Chevy's Cruze driving into American hearts and driveways
The Cruze was the best-selling US compact priced as low as $16,525, right between the Corolla and the Prius, and still delivering roughly 30 miles to the gallon, if not more.
An article posted on today, attributed only to Bloomberg, cites Mike Sussman as representative of the buyers bringing General Motors back into the compact car business.
A 45-year-old systems analyst in Southfield, one of the many suburbs of Los Angeles, just traded his Toyota Prius for a new Chevy Cruze, reportedly wanting more power while still getting good mileage.
"I was very, very leery about buying US, to be honest," Sussman is quoted as saying. "They got me with the mileage. It actually drives like a regular car. With a Prius, you always feel like you're driving a science experiment. It just doesn't have a lot of guts."
The company's rise in the small car market, never one of the auto group's outstanding attributes, is a portent of the automaker’s revival and economic viability. GM's U.S. market share expanded to 20 percent in the first seven months of 2011, from 19.2 percent over the same period last year.
According to Autodata, passenger cars accounted for 42 percent of GM’s sales, contrasted with 39 percent last year.
Though their position in the market was surely helped by the natural disaster in Japan, which delayed production for Asian brands and supply lines even for some U.S. manufactures. GM has benefited from a general improvement in their lineup, enhanced market relevance as well as bad publicity for their stiffest competition from rival Japanese corporations.
"We're competitive for the first time ever," Joel Ewanick, GM's chief marketing officer, said in an interview. "The buyers are completely different than we've seen before."
"If the vehicle you want isn't on the showroom floor, who knows if you're going to be waiting for the deliveries to come in when there's something equivalent in terms of performance capabilities and fuel-efficiency?" said Chris Hopson, analyst with IHS Automotive, a research firm based in Lexington, Massachusetts.
The 147,620 Cruzes GM has sold in the US through this July, is nearly double the number of Prius models sold during the same period, though the Cruze still trails the Corolla at 154,324 units sold. Cruze sells for $16,525 to $22,920 while Corolla's price range is $15,900 to $17,770. Prius, as a hybrid vehicle getting nearly 50-mpg, sells for $23,520 to $30,000
Both GM and Ford are adding more high-tech features to their compact cars making them more attractive to buyer than previous low-priced economy models.

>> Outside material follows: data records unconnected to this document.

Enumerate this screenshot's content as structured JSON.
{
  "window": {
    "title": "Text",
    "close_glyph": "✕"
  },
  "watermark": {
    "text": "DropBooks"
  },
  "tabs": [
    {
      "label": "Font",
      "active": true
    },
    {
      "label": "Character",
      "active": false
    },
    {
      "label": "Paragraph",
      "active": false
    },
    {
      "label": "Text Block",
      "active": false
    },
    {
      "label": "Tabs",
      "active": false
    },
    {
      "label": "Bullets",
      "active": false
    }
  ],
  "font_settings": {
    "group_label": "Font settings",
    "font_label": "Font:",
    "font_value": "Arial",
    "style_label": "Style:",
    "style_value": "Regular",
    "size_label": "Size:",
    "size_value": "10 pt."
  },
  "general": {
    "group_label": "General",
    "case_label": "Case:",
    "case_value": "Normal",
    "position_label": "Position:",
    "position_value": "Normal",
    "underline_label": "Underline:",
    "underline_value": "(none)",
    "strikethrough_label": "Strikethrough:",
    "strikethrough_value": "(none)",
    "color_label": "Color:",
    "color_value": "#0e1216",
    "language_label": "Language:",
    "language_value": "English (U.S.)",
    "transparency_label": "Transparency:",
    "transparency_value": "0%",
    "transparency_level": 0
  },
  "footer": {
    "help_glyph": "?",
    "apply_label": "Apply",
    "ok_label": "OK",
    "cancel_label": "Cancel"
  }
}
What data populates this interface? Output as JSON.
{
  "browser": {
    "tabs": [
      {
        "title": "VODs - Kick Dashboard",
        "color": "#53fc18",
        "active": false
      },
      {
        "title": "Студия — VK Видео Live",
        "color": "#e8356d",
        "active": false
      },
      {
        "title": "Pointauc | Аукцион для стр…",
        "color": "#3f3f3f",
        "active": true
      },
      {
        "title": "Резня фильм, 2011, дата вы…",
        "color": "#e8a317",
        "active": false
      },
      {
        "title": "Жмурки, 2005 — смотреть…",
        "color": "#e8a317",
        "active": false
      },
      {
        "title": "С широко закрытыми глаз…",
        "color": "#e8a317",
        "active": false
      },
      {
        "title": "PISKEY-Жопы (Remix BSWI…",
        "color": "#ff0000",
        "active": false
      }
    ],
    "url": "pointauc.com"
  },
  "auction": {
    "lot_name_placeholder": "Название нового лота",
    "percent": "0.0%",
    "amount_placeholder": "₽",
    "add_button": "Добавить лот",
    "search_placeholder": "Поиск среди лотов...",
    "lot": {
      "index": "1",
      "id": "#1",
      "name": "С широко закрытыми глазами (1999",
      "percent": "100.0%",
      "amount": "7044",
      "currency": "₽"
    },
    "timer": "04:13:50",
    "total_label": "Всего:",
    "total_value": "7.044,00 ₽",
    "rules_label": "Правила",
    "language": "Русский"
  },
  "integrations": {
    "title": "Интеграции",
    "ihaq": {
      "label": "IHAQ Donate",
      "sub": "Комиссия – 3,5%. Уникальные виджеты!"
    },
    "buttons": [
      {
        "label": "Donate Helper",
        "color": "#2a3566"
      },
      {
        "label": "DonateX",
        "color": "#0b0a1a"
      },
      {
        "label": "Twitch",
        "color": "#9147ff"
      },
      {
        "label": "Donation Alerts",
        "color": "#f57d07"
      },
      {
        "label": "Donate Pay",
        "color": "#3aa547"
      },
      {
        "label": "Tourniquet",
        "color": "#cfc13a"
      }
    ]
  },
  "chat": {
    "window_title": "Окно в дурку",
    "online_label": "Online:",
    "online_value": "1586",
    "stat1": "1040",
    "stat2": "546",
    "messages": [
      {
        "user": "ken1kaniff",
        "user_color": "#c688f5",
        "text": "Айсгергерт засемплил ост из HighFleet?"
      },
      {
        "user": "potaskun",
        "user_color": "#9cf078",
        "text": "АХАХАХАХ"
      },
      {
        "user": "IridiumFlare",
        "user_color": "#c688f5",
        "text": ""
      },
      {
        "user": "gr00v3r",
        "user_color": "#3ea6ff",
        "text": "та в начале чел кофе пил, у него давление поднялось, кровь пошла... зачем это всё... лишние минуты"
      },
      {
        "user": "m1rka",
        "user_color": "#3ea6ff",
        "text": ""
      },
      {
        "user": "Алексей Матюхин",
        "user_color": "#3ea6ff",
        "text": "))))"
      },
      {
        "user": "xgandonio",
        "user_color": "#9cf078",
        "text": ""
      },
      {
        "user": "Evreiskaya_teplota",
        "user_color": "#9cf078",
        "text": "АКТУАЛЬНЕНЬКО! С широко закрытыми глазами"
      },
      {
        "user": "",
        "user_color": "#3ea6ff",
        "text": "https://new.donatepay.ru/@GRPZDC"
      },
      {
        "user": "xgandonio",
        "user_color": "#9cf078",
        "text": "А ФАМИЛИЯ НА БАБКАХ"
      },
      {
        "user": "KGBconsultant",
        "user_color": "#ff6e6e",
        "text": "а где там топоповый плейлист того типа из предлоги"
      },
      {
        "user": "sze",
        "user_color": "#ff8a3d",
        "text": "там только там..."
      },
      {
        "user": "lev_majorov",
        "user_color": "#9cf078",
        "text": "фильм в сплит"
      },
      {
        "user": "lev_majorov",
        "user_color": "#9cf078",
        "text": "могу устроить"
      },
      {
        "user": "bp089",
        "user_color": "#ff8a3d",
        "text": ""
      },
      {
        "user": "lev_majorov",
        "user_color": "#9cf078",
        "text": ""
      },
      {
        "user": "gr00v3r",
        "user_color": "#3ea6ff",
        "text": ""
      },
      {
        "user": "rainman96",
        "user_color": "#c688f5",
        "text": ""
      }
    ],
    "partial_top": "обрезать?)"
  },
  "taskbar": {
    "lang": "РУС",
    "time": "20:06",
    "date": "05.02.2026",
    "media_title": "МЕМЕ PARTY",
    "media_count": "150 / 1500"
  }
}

Ford has been pushing the Sync voice-activated telematics system in the Focus since its introduction in 2007 as well as the Fiesta ever since its U.S. debut in 2010.
General Motors Co. is extending a temporary shutdown of its Indiana full-size truck plant, while adding shifts to a pickup factory in Michigan balance out the inventory on dealer lots.
The Fort Wayne Assembly, where the Chevrolet Silverado and GMC Sierra are built in Roanoke, IN, will close the last week of 2011 and the first week of 2012, according to a UAW spokesperson. Saturday shifts at the plant have already been cancelled for the year.
GM is reallocating the mix of trucks as it cuts down full-size truck inventory. GM is a planning a 90-day supply of Silverados and Sierras by year’s end, down from 115 days last July, according to Don Johnson, GM's vice-president of US sales.
They are planning to add some Saturday production days in September and October at the Flint Assembly Plant, where the four-door crew cab models are built.
GM, revealing their recently sharpened business acumen is wisely trimming truck inventory through production adjustments rather than incentives.
The economy over the next few months will have a major impact on sales of passenger cars, light pickups as well as heavy trucks.
For a further examination of these trends, click here.
P.S. – We have to add our experience with Prius models does not reflect Sussman’s. Cars do have an effect on the psyche, however, and the question here comes down to was Mike driving the Prius or was the hybrid telling Mike how to drive? Today's Prius comes with Normal, ECO and Sport modes, meaning you can drive sensibly if you want to, but it's not the only choice. Even if you "hotrod" the Prius, you should still get 40-mpg. Still, different strokes work for different folks, no?